The Evolution of Millet Agriculture in North China

Robert Bettinger gives a talk on the appearance of millet agriculture in North China around 8000 B.P.

When:
May 2, 2008 12:00am
Print

Friday, May 2
3:15 PM - 4:30 PM

Robert Bettinger, Professor of Anthropology, UC Davis

Of the seven known cases worldwide in which agriculture evolved independently, the appearance of millet agriculture in North China around 8000 B.P. is perhaps the least understood because it has never been archaeologically connected to the hunter-gatherer base from which it had to evolve. There are no multi-component forager-to-farmer sites and early millet sites frequently show little or no technological continuity with the intensive hunter-gatherer complexes considered ancestral to them. Recent excavations at the Dadiwan site in the western Loess Plateau, document this sequence for the first time.

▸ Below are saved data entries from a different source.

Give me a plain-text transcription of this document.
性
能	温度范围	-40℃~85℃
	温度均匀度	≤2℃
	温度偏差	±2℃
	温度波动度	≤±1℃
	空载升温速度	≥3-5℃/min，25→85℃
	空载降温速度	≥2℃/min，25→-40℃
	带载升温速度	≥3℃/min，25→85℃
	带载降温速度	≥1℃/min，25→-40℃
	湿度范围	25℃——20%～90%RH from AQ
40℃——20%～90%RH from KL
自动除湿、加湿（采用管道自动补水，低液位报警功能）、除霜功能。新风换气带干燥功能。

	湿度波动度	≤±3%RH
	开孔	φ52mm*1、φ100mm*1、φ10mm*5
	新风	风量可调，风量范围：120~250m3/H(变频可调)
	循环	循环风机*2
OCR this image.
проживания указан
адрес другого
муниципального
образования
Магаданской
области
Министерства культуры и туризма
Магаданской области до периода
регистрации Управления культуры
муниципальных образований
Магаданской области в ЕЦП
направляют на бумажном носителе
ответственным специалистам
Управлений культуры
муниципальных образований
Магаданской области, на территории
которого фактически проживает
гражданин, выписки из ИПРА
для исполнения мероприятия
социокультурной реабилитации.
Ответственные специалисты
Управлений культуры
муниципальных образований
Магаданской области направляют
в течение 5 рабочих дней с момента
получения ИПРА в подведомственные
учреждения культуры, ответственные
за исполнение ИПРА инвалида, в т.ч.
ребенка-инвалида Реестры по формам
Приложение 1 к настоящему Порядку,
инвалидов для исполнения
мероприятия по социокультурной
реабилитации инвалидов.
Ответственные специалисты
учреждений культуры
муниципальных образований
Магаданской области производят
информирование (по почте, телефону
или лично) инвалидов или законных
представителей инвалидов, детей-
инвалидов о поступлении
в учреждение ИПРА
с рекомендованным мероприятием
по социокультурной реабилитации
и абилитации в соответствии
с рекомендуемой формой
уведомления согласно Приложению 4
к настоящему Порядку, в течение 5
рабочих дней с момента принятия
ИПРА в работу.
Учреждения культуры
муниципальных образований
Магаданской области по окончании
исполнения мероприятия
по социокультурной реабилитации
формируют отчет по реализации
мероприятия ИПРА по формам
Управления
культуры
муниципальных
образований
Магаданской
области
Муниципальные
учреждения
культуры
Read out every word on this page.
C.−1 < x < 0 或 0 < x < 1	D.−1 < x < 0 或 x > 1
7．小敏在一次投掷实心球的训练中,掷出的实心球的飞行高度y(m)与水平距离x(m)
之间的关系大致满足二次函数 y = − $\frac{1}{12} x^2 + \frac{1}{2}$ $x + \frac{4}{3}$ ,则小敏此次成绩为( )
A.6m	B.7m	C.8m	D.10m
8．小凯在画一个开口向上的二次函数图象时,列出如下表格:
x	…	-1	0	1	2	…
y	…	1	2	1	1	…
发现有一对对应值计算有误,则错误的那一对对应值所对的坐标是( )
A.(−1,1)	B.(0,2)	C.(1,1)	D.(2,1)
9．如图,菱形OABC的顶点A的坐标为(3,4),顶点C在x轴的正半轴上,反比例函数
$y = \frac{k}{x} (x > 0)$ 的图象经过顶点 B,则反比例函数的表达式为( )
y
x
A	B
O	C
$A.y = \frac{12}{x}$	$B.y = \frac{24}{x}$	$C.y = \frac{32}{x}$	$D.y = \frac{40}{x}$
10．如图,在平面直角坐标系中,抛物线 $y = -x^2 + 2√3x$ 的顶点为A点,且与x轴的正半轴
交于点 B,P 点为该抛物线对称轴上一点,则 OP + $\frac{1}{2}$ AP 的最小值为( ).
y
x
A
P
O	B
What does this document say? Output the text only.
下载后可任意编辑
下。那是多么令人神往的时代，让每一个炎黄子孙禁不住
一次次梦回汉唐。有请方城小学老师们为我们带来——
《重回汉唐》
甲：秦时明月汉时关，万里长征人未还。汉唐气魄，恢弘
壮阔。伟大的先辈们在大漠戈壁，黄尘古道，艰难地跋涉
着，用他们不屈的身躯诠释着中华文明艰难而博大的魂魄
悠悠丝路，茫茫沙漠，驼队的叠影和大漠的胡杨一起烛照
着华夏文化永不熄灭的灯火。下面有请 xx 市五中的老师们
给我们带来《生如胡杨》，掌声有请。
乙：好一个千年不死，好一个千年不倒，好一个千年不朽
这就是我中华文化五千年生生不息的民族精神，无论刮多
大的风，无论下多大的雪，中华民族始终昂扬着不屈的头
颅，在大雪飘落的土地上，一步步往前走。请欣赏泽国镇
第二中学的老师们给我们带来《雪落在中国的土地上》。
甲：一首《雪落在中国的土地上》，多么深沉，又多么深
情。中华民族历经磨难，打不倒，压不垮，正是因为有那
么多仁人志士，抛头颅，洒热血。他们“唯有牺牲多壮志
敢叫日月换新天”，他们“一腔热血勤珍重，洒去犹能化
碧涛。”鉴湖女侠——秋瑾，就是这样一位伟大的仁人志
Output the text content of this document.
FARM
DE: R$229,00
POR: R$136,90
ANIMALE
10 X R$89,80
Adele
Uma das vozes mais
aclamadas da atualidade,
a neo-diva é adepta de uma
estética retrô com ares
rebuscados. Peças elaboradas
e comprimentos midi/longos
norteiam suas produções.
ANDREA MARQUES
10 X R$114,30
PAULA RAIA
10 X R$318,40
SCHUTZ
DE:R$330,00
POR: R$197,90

Beginning before 50,000 B.P., with or just before the arrival of modern Homo sapiens in North China, the Dadiwan record spans the transition to intensive hunting and gathering, then to incipient, and finally intensive, agriculture. In contrast to the Near East and Mesoamerica, where intensive hunting and gathering developed in-situ and the transition from it to intensive agriculture was prolonged, the intensive hunter-gatherer adaptation ancestral to Dadiwan millet agriculture did not develop locally and agricultural intensification was rapid. Evolutionary theory helps explain this difference.

Robert Bettinger has worked almost continuously in northern China (Gansu, Ningxia, and Inner Mongolia) since 1989, collaborating with a team of US and PRC scholars interested in understanding the Pleistocene-Holocene transition and the origins of agriculture in north China. His archaeological fieldwork has centered on the study of intensive hunter-gatherer adaptations, their expression in marginal environments (alpine and desert), and their connection with early agriculture.